20.08

Abgeordnete Mag. Julia Seidl (NEOS): Sehr geehrte Frau Präsidentin! Sehr geehrte Kolleginnen und Kollegen! Sehr geehrter Herr Minister! Gerade in Zeiten wie diesen ist es wichtig, dass es Menschen gibt, die sich mit Geschichte auseinandersetzen und ver­suchen, Geschichte auch im Nachgang so objektiv wie möglich darzustellen. Wir wissen, dass es gerade uns in Österreich sehr, sehr schwerfällt, mit den schwarzen Kapiteln im 20. Jahrhundert umzugehen. Genau dieser Umgang mit unserer Zeitgeschichte braucht aber endlich Platz, um sich mit unserer Geschichte differenziert auseinanderzusetzen und das österreichische Werden und das Gewordensein zu bearbeiten.
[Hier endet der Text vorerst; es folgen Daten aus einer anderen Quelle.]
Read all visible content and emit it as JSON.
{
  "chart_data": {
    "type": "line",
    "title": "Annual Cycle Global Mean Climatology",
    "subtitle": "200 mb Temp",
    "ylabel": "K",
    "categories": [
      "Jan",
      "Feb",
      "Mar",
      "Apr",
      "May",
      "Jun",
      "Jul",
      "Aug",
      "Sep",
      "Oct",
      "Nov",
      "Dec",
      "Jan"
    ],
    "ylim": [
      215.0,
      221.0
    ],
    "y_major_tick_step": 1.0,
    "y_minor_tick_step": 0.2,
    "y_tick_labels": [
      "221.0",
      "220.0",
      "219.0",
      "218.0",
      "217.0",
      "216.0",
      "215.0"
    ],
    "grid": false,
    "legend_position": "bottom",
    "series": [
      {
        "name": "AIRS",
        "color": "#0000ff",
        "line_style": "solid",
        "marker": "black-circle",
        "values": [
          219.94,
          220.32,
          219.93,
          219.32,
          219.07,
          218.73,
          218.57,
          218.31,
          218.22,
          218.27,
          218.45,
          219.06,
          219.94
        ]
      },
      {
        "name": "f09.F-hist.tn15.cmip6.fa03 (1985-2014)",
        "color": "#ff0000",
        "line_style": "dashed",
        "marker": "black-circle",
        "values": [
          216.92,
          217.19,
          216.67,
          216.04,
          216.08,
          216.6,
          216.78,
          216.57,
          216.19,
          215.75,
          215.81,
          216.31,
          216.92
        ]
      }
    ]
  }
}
Doch bis auf uns NEOS möchten alle übrigen hier in diesem Haus vertretenen Parteien der Geschichte diesen Platz nicht geben, und zwar im Haus der Geschichte Österreichs. Alle Parteien hier herinnen außer uns – ÖVP, SPÖ, die Grünen, sogar die FPÖ – waren bereits in Regierungsverantwortung, seit es dieses Haus der Geschichte in Österreich gibt. Der aktuellen SPÖ muss man allerdings zugutehalten, dass sie ihre Ansicht noch einmal ein bisschen abgeändert hat und dass sie jetzt, nachdem Kulturminister Drozda damals die Fläche für das Museum ja reduziert hat, mit uns gemeinsam im Ausschuss und heute einen Antrag auf ein eigenständiges Bundesmuseum eingebracht hat.

Es hat 2019 einen Evaluationsbericht gegeben, und bis heute ist nichts passiert. In diesem Bericht wurde klar aufgezeigt, was notwendig wäre und was es bräuchte, aber der einzige rote Faden in dieser Bundesregierung oder der schwarz-grüne Faden in dieser Bundesregierung meiner Meinung nach ist, dass man diese Entscheidungen eben nicht trifft und man nichts tut.
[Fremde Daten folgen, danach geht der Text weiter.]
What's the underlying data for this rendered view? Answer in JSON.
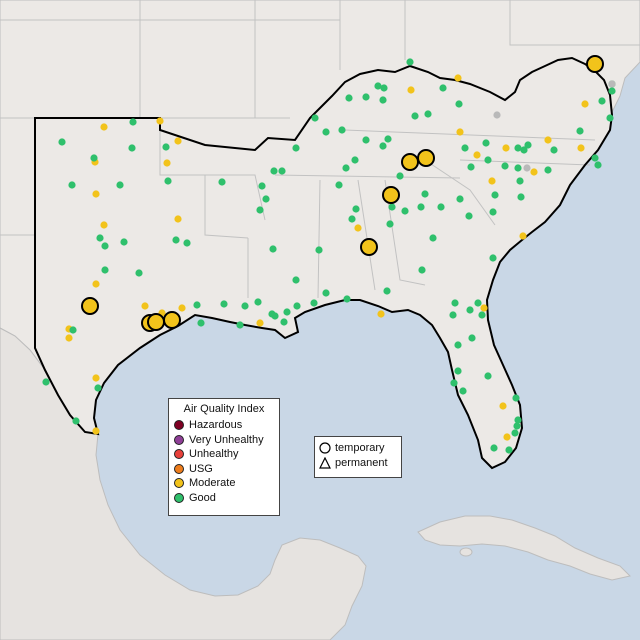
{
  "map": {
    "colors": {
      "ocean": "#c9d7e6",
      "land": "#ece9e6",
      "land_border": "#b8b8b8",
      "region_outline": "#000000",
      "hazardous": "#7e0023",
      "very_unhealthy": "#8f3f97",
      "unhealthy": "#e8403a",
      "usg": "#ee7d1c",
      "moderate": "#f2c31b",
      "good": "#2fc06c",
      "no_data": "#b9b9b9"
    }
  },
  "legend": {
    "title": "Air Quality Index",
    "items": [
      {
        "label": "Hazardous",
        "color": "#7e0023"
      },
      {
        "label": "Very Unhealthy",
        "color": "#8f3f97"
      },
      {
        "label": "Unhealthy",
        "color": "#e8403a"
      },
      {
        "label": "USG",
        "color": "#ee7d1c"
      },
      {
        "label": "Moderate",
        "color": "#f2c31b"
      },
      {
        "label": "Good",
        "color": "#2fc06c"
      }
    ]
  },
  "shape_legend": {
    "temporary": "temporary",
    "permanent": "permanent"
  }
}
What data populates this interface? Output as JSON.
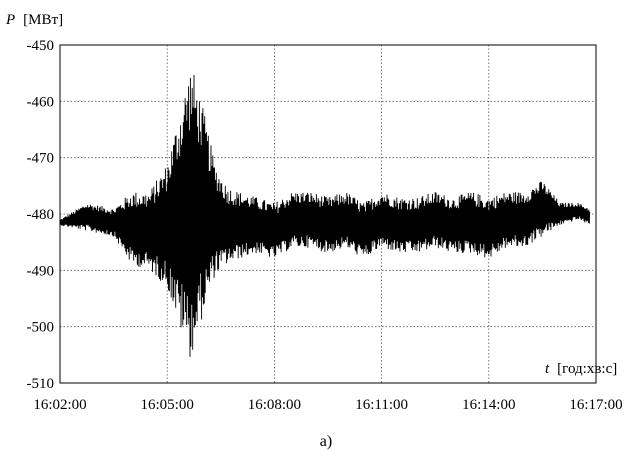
{
  "chart_data": {
    "type": "line",
    "ylabel_symbol": "P",
    "ylabel_unit": "[МВт]",
    "xlabel_symbol": "t",
    "xlabel_unit": "[год:хв:с]",
    "panel_label": "а)",
    "ylim": [
      -510,
      -450
    ],
    "yticks": [
      -450,
      -460,
      -470,
      -480,
      -490,
      -500,
      -510
    ],
    "ytick_labels": [
      "-450",
      "-460",
      "-470",
      "-480",
      "-490",
      "-500",
      "-510"
    ],
    "xlim": [
      "16:02:00",
      "16:17:00"
    ],
    "xticks": [
      "16:02:00",
      "16:05:00",
      "16:08:00",
      "16:11:00",
      "16:14:00",
      "16:17:00"
    ],
    "xtick_labels": [
      "16:02:00",
      "16:05:00",
      "16:08:00",
      "16:11:00",
      "16:14:00",
      "16:17:00"
    ],
    "grid": true,
    "series": [
      {
        "color": "#000000",
        "envelope": {
          "x": [
            "16:02:00",
            "16:02:45",
            "16:03:30",
            "16:04:00",
            "16:04:30",
            "16:05:00",
            "16:05:20",
            "16:05:40",
            "16:06:00",
            "16:06:20",
            "16:06:40",
            "16:07:00",
            "16:07:30",
            "16:08:00",
            "16:08:30",
            "16:09:00",
            "16:09:30",
            "16:10:00",
            "16:10:30",
            "16:11:00",
            "16:11:30",
            "16:12:00",
            "16:12:30",
            "16:13:00",
            "16:13:30",
            "16:14:00",
            "16:14:30",
            "16:15:00",
            "16:15:30",
            "16:16:00",
            "16:16:30",
            "16:16:50"
          ],
          "upper": [
            -481,
            -478,
            -479,
            -476,
            -476,
            -471,
            -462,
            -453,
            -461,
            -471,
            -475,
            -476,
            -477,
            -478,
            -476,
            -476,
            -477,
            -476,
            -478,
            -476,
            -477,
            -477,
            -476,
            -477,
            -476,
            -477,
            -476,
            -476,
            -474,
            -478,
            -478,
            -479
          ],
          "lower": [
            -482,
            -483,
            -484,
            -489,
            -490,
            -493,
            -500,
            -506,
            -498,
            -491,
            -489,
            -488,
            -487,
            -488,
            -486,
            -486,
            -487,
            -486,
            -488,
            -486,
            -487,
            -487,
            -486,
            -487,
            -487,
            -488,
            -486,
            -486,
            -484,
            -482,
            -481,
            -482
          ]
        }
      }
    ]
  }
}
Die Standortfrage ist nicht geklärt. Es gibt eine mickrige Basisabgeltung, eine vernünftige Erhöhung derselben ist nicht geklärt. Ganz ehrlich, meine sehr verehrten Damen und Herren: Was soll ein Museum mit 1,5 Millionen Euro im Jahr anfangen?

Nur zum Vergleich: Es gibt im Heeresgeschichtlichen Museum 72 MitarbeiterInnen – 72!

Ich glaube, man sollte sich überlegen, wie man damit in Zukunft umgehen will. Die beliebteste Entscheidung der Regierung – wir haben es heute schon ein paar Mal gehört – ist ja: Rein in die Schublade, Wiederschauen, in die Endlosschleife bringen, und das geht einfach nicht. Wir sind hier, um Entscheidungen zu treffen, und wir müssen auch für dieses Museum eine Entscheidung treffen.

Es ist wenig überraschend, dass unser Antrag, den wir gemeinsam mit der SPÖ einge­bracht haben, das letzte Mal einfach wieder schubladisiert worden ist. Direktorin Som­mer, ich war neulich bei ihr, ist wirklich sehr bemüht, in diesem Haus, das ihr zur Verfü­gung steht, etwas zu machen, aber es gibt weder Geld noch eine durchgängige Fläche. Sie können nicht sicher sein, ob sie nächstes Jahr noch dort sein werden, sie wissen es einfach nicht. Sie wissen auch nicht, ob sie nächstes Jahr noch Geld bekommen werden. So kann ein Museum nicht arbeiten, und es braucht endlich den Willen der Politik, diesen Zustand so zu verändern, dass dieses Museum existieren kann, und zwar gut existieren kann. Es braucht Eigenständigkeit, ein sinnvolles Budget und die Klärung der Frage des Standorts.

Es ist höchst an der Zeit, hinsichtlich dieses Museums eine Entscheidung zu treffen. Man kann auch hier herinnen eine Entscheidung treffen und Haltung zeigen. Deswegen stehen wir nämlich immer auf und setzen uns wieder hin. Es geht um eine Haltungsfrage: Will ich dieses Museum oder will ich es nicht?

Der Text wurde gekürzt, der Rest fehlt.